La revisión del TMEC: más que un tratado, la columna vertebral de la integración Norteamericana
Experto en Fusiones, Adquisiciones y Asesoría Corporativa, Socio de Santamarina y Steta.
Julio de 2026 marcará el inicio de un proceso clave para México, Canadá y Estados Unidos: la revisión del tratado comercial que hoy conocemos como T-MEC. No se trata de una renegociación en sentido estricto, sino de un mecanismo previsto desde su diseño: cada seis años las partes evalúan el acuerdo y, si hay consenso, lo prorrogan por otros 16 años. Encaso contrario, se abre un periodo de hasta 10 años en el que los países deben reunirse anualmente para intentar alcanzar un nuevo entendimiento. Aun en el escenario más adverso —poco probable— el tratado no se cancela de forma automática. Este marco institucional es fundamental para dimensionar lo que está en juego.
El contexto político reciente ha tensado el ambiente. Desde Estados Unidos se han escuchado voces que aseguran que el país “podría vivir sin el tratado”, mientras que desde Canadá se habla de buscar alternativas de contrapeso frente a posturas más duras. Estas declaraciones generan incertidumbre, pero conviene separar el ruido político de la realidad económica. La integración productiva de Norteamérica no depende de discursos coyunturales, sino de décadas de interdependencia construida a través de cadenas de valor profundamente entrelazadas.
En este escenario, los empresarios se convierten en actores centrales. Son ellos quienes mejor entienden el costo real de desarticular una región integrada: pérdida de competitividad, encarecimiento de insumos y disrupción de empleos. En particular, los empresarios estadounidenses han hecho un esfuerzo constante por explicar a su propio gobierno la relevancia estratégica del tratado. A esta presión se suman gobernadores y legisladores de Estados Unidos, conscientes de que el comercio regional es un motor directo de desarrollo para sus estados.
Existe, además, un actor silencioso pero determinante: China. Tras la última revisión del tratado, los flujos comerciales de México se transformaron de manera significativa. La participación de Estados Unidos en las importaciones mexicanas cayó con fuerza, mientras que la de China creció de forma acelerada; al mismo tiempo, otros países ganaron peso. Esta diversificación modifica el equilibrio regional y explica parte de la presión para fortalecer a Norteamérica como bloque frente a otras potencias económicas.
El ruido político, especialmente desde Washington, probablemente continuará. Es parte del estilo. Pero la sustancia es otra: una región que lleva décadas operando de manera integrada y que no puede deshacerse por decisión unilateral ni por un solo periodo presidencial. La experiencia pasada lo demuestra. Durante la revisión anterior, bajo la administración de Donald Trump, el proceso fue tenso, pero el resultado fue un tratado renovado que impulsó aún más el comercio trilateral.
México debe llegar a esta revisión con prioridades claras. El sector automotriz es una de ellas, por su peso económico y por su papel estratégico en la integración regional. Al mismo tiempo, el país debe enviar señales firmes de institucionalidad y certidumbre a los inversionistas. La negociación externa no puede desligarse del mensaje interno: sin confianza, México perdería la oportunidad de capitalizar la reconfiguración de las cadenas de valor globales.

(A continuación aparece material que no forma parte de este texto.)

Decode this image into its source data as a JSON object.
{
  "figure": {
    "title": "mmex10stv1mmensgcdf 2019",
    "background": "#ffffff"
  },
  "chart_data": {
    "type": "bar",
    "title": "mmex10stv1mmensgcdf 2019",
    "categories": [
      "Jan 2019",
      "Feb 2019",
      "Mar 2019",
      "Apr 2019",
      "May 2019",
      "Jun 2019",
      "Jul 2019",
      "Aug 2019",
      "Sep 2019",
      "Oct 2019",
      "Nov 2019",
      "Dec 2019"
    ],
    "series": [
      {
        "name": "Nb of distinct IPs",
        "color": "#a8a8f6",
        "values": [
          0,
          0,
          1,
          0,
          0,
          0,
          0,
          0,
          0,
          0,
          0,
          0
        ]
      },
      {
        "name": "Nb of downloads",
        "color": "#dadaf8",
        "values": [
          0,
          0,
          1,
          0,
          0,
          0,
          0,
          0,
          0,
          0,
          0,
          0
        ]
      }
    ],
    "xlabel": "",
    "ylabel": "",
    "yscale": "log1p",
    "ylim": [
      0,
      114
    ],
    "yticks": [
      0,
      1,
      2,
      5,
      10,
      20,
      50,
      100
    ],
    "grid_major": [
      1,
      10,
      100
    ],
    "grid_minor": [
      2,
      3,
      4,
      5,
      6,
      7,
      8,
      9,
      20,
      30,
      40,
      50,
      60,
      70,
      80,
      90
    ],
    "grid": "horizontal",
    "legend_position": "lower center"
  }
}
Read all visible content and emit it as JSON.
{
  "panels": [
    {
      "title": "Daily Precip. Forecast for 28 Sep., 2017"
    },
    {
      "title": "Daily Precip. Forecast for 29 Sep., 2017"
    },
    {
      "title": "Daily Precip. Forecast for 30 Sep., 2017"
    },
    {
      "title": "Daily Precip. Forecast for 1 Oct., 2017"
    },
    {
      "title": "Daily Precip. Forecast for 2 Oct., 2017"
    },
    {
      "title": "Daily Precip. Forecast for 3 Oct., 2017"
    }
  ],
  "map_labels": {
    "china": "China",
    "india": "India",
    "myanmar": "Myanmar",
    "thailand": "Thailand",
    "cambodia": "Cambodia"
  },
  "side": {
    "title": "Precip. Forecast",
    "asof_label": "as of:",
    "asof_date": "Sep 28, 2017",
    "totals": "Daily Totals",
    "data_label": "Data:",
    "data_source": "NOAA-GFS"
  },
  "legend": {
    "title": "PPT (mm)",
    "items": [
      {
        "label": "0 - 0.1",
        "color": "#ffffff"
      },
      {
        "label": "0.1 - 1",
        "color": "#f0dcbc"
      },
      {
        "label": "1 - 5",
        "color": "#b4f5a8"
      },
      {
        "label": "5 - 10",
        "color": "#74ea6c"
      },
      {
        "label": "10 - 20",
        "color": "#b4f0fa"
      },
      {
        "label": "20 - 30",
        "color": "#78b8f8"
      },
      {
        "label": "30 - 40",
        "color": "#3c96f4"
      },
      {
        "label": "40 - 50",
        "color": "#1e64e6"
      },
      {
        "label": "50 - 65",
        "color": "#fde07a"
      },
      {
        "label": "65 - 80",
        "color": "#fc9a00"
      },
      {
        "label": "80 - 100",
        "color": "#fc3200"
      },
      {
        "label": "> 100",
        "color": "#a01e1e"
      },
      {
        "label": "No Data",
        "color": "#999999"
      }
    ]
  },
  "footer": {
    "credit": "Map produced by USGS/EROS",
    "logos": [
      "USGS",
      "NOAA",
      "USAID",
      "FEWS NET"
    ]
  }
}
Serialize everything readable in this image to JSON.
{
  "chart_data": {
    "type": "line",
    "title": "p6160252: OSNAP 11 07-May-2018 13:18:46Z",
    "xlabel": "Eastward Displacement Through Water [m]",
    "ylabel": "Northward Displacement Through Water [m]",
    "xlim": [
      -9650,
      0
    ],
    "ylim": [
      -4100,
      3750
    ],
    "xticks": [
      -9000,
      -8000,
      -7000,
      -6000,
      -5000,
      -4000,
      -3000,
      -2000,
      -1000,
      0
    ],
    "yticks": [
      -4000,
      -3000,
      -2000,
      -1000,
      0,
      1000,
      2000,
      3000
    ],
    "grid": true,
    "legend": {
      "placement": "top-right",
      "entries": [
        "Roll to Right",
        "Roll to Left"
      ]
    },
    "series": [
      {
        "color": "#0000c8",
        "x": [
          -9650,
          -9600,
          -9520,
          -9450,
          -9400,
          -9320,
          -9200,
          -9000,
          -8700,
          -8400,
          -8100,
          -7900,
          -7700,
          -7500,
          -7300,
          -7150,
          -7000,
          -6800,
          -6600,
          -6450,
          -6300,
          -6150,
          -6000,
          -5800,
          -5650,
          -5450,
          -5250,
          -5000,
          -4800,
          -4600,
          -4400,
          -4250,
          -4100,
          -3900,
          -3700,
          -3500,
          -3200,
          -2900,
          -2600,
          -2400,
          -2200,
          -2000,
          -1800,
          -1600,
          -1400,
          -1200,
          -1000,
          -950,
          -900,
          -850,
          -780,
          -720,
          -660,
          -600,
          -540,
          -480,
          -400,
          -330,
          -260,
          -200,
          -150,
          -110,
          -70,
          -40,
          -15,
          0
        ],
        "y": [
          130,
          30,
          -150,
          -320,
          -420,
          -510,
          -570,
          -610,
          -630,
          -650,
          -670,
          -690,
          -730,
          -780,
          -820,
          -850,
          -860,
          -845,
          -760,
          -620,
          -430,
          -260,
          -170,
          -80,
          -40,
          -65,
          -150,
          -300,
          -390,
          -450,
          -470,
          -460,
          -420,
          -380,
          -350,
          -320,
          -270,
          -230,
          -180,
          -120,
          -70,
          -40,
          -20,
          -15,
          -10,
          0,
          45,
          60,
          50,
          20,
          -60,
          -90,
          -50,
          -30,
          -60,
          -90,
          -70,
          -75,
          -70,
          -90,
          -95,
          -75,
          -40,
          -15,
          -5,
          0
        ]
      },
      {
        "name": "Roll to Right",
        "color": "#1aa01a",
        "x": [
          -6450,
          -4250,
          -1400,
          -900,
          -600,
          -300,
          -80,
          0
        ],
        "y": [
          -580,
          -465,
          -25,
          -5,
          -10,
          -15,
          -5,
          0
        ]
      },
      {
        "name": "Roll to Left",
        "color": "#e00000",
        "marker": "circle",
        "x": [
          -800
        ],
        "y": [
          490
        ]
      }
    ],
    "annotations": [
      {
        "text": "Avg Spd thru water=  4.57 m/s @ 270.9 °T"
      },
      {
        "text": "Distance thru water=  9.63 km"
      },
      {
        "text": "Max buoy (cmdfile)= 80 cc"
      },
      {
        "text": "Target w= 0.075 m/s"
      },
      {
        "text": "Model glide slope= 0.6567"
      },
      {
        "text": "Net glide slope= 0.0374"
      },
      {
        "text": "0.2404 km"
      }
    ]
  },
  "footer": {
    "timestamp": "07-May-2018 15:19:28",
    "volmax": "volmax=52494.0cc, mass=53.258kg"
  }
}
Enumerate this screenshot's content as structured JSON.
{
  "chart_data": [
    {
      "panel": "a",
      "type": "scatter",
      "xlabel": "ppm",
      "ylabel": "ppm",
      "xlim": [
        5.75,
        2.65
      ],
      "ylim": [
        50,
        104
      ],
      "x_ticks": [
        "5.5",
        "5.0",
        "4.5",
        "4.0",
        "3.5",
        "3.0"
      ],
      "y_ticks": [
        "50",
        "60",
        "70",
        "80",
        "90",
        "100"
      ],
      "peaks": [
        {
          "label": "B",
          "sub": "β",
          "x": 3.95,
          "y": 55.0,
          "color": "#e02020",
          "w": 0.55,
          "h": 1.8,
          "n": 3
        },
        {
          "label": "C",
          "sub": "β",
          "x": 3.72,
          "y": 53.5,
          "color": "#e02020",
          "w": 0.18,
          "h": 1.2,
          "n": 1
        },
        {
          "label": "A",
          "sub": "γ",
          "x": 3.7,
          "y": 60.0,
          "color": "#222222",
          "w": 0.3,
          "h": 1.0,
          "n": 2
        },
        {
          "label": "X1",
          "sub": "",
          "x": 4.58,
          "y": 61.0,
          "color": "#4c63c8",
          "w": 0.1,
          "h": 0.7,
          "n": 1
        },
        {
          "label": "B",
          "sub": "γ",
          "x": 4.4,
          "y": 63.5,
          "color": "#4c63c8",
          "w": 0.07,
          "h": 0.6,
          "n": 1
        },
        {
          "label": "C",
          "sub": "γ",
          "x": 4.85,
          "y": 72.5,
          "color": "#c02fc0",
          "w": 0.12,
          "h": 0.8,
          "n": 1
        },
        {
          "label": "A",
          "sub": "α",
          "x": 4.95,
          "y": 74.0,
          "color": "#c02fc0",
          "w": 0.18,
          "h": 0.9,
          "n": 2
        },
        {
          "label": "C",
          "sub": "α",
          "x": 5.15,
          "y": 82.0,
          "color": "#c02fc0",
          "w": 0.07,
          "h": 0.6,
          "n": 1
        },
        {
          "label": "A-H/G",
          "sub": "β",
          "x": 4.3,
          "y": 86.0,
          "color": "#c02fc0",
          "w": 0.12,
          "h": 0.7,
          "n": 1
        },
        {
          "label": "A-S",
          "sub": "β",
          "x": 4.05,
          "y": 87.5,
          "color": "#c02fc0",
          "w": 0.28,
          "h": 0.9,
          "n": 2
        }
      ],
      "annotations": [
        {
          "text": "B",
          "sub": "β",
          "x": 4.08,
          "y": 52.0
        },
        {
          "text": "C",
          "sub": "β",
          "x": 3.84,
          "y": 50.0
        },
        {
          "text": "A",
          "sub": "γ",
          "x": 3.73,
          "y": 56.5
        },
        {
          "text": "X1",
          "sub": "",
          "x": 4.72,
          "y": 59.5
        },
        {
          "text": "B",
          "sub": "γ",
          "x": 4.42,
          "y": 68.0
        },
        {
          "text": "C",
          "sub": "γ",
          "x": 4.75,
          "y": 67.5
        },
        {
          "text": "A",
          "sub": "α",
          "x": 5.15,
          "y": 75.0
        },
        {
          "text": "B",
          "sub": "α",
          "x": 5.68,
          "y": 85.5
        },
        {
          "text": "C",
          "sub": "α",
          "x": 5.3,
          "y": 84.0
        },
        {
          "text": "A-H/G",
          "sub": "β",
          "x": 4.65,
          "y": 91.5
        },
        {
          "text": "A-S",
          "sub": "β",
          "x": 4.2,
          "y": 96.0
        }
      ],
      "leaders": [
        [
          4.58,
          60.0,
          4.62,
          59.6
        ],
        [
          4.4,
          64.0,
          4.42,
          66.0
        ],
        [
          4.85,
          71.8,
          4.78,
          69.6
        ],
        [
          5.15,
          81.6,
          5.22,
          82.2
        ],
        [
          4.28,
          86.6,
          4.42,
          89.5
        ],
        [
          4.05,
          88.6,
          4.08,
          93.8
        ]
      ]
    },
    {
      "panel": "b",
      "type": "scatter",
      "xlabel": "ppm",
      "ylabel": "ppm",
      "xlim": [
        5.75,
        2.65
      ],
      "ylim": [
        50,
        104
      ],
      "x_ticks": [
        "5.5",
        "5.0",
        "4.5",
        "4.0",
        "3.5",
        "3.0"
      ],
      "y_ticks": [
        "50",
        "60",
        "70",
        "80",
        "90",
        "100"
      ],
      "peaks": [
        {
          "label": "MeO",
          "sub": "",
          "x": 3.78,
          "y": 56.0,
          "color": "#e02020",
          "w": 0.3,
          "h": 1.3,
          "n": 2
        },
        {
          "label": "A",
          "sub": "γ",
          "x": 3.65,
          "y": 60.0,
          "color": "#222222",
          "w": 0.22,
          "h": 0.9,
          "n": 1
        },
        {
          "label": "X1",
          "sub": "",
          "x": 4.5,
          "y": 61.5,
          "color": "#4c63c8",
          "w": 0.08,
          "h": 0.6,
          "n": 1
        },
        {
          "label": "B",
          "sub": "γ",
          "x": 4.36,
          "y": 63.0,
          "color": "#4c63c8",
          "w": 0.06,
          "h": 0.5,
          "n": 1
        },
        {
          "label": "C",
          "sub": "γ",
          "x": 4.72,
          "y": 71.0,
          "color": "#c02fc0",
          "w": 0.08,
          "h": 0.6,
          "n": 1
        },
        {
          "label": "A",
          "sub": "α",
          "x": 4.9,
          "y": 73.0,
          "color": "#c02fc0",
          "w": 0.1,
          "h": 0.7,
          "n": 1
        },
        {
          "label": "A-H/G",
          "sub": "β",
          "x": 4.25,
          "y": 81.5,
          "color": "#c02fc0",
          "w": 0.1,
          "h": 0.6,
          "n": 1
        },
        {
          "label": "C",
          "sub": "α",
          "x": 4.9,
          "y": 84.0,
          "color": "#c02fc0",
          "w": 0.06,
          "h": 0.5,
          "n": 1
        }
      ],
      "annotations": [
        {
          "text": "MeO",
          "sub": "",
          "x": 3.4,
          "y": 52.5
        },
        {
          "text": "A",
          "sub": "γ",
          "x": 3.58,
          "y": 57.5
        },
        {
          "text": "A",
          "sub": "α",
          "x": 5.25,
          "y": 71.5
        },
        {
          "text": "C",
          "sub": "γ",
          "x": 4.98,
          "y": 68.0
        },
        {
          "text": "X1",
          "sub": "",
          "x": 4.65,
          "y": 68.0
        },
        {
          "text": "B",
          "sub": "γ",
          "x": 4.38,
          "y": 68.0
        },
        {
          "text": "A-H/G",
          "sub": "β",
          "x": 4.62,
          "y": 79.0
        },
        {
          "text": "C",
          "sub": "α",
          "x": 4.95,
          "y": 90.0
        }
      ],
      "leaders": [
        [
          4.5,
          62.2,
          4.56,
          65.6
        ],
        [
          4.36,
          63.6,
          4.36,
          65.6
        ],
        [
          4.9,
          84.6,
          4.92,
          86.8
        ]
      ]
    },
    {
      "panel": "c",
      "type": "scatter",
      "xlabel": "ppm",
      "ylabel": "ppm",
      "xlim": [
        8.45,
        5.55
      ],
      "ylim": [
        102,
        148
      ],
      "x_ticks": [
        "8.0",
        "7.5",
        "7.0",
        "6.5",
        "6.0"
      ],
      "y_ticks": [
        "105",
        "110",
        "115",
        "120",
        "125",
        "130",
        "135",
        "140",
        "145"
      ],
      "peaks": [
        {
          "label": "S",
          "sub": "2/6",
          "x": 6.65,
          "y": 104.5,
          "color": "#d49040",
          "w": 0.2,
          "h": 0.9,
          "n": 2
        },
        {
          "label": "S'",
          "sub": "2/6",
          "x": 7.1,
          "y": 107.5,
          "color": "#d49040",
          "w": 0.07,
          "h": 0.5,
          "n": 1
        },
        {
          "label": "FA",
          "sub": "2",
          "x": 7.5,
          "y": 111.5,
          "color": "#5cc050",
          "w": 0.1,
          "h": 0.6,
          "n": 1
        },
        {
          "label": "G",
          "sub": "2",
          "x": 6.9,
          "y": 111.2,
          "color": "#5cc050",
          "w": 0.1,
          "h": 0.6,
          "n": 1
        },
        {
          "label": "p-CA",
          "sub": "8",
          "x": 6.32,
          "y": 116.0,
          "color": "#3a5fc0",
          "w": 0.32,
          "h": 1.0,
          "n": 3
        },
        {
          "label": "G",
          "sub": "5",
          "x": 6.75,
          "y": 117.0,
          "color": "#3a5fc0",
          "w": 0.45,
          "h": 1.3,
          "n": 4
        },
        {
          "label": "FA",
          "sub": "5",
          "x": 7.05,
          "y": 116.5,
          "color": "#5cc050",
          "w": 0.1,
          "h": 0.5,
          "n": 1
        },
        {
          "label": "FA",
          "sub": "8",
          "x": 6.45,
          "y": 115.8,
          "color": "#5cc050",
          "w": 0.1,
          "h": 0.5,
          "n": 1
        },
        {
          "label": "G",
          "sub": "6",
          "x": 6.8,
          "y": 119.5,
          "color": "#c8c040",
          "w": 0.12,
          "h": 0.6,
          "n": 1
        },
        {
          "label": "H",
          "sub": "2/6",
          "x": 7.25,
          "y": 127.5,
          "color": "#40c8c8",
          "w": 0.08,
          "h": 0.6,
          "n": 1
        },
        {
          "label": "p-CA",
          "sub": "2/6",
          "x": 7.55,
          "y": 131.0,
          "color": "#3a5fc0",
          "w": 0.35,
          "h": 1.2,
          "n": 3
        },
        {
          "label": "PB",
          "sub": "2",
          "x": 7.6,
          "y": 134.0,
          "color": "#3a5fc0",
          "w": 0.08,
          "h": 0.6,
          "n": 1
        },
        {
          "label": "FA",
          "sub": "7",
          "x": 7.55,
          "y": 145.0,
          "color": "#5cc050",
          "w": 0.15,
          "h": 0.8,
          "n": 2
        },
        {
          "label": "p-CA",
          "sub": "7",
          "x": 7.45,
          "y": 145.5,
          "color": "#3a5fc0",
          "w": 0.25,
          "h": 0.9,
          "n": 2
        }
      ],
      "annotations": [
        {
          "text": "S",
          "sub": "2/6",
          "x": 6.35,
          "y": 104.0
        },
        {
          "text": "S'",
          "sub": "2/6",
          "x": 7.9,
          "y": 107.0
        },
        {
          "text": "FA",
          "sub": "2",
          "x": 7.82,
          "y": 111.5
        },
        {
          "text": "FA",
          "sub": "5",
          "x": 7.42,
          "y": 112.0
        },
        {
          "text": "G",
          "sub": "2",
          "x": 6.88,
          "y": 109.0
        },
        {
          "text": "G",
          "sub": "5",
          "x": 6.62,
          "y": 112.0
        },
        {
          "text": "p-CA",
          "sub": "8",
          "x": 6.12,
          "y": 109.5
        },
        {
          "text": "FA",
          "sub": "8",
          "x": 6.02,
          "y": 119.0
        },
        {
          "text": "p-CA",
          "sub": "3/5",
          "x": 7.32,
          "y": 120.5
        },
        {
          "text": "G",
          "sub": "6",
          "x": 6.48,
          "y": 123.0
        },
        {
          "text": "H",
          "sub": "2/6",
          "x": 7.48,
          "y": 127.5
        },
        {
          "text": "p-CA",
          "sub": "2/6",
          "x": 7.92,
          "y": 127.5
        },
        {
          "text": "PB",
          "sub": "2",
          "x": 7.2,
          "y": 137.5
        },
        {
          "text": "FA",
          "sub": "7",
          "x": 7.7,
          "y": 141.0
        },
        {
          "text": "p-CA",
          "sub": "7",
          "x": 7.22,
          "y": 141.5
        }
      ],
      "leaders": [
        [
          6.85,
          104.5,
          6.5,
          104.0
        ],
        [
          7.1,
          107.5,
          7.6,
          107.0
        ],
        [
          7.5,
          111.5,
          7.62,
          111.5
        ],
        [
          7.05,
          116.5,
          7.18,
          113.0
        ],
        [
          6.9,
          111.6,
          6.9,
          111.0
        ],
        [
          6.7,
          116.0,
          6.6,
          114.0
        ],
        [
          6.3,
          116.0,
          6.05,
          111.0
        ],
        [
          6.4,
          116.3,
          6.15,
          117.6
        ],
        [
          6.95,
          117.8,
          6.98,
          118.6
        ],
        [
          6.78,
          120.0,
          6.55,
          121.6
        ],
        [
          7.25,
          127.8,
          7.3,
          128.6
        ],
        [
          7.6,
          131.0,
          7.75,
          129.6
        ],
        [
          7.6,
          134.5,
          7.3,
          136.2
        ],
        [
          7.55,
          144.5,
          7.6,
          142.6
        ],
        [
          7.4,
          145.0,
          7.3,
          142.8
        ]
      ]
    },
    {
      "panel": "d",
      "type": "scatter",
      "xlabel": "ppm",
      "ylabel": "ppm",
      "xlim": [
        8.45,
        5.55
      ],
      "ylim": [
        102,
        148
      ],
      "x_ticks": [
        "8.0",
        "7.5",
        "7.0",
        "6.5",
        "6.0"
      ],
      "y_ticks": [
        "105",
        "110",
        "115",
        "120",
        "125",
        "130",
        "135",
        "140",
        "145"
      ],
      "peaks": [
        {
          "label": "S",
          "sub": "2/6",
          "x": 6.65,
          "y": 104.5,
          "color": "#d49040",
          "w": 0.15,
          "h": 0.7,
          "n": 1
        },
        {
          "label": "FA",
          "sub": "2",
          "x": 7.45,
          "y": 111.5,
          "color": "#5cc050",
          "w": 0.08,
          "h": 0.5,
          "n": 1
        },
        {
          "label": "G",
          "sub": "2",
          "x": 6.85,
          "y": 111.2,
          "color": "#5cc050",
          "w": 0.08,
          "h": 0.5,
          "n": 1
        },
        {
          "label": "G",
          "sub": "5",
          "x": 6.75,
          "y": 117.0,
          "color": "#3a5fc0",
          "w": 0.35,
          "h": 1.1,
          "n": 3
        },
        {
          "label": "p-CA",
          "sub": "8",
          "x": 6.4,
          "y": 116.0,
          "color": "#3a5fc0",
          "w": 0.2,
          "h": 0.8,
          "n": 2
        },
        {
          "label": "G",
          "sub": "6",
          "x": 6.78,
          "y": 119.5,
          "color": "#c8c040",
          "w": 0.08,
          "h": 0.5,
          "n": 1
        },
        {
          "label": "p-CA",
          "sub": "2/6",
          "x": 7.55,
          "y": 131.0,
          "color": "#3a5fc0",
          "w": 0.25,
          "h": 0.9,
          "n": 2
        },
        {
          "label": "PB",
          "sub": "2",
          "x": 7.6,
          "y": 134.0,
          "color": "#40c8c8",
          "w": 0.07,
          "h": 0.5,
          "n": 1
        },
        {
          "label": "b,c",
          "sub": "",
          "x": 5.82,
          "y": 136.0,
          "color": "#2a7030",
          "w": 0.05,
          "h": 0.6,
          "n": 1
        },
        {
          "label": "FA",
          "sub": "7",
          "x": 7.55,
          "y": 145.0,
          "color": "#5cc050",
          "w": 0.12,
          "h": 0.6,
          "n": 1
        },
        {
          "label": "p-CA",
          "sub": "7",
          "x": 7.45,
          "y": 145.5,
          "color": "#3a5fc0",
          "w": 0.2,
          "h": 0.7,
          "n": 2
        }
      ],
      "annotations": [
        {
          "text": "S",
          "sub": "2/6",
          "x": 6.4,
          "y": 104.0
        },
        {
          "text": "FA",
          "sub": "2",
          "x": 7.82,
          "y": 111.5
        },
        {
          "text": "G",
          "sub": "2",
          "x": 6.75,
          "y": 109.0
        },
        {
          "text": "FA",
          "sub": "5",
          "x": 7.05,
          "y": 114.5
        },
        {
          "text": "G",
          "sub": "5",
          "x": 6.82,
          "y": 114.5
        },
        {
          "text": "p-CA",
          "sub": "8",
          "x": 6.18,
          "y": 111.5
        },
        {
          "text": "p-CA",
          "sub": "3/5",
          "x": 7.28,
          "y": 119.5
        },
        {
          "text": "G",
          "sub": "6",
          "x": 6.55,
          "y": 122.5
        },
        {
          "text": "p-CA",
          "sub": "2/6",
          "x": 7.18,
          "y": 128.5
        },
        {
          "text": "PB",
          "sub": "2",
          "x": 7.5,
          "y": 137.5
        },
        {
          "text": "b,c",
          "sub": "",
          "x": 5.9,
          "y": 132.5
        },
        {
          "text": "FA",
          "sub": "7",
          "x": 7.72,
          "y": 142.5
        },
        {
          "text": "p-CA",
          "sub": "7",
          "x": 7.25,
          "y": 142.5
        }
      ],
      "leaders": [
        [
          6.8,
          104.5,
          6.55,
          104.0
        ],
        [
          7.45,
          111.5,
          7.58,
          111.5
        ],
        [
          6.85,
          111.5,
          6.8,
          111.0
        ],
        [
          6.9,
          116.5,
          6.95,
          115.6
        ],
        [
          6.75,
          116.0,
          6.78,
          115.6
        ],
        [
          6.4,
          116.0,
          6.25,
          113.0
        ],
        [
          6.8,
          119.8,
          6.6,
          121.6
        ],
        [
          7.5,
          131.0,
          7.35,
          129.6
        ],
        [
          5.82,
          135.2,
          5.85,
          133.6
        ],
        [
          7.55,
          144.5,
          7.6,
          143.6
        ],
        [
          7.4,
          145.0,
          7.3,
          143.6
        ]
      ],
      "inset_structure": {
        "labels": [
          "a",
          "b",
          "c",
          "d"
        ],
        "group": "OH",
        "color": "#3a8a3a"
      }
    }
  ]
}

La revisión del tratado en 2026 no es solo un trámite técnico. Es una oportunidad para consolidar a Norteamérica como una región competitiva frente al resto del mundo. El ruido será inevitable, pero la realidad económica pesa más. México puede salir fortalecido si defiende sus intereses con claridad, mantiene la prudencia política y entiende que la integración norteamericana es uno de sus activos más valiosos.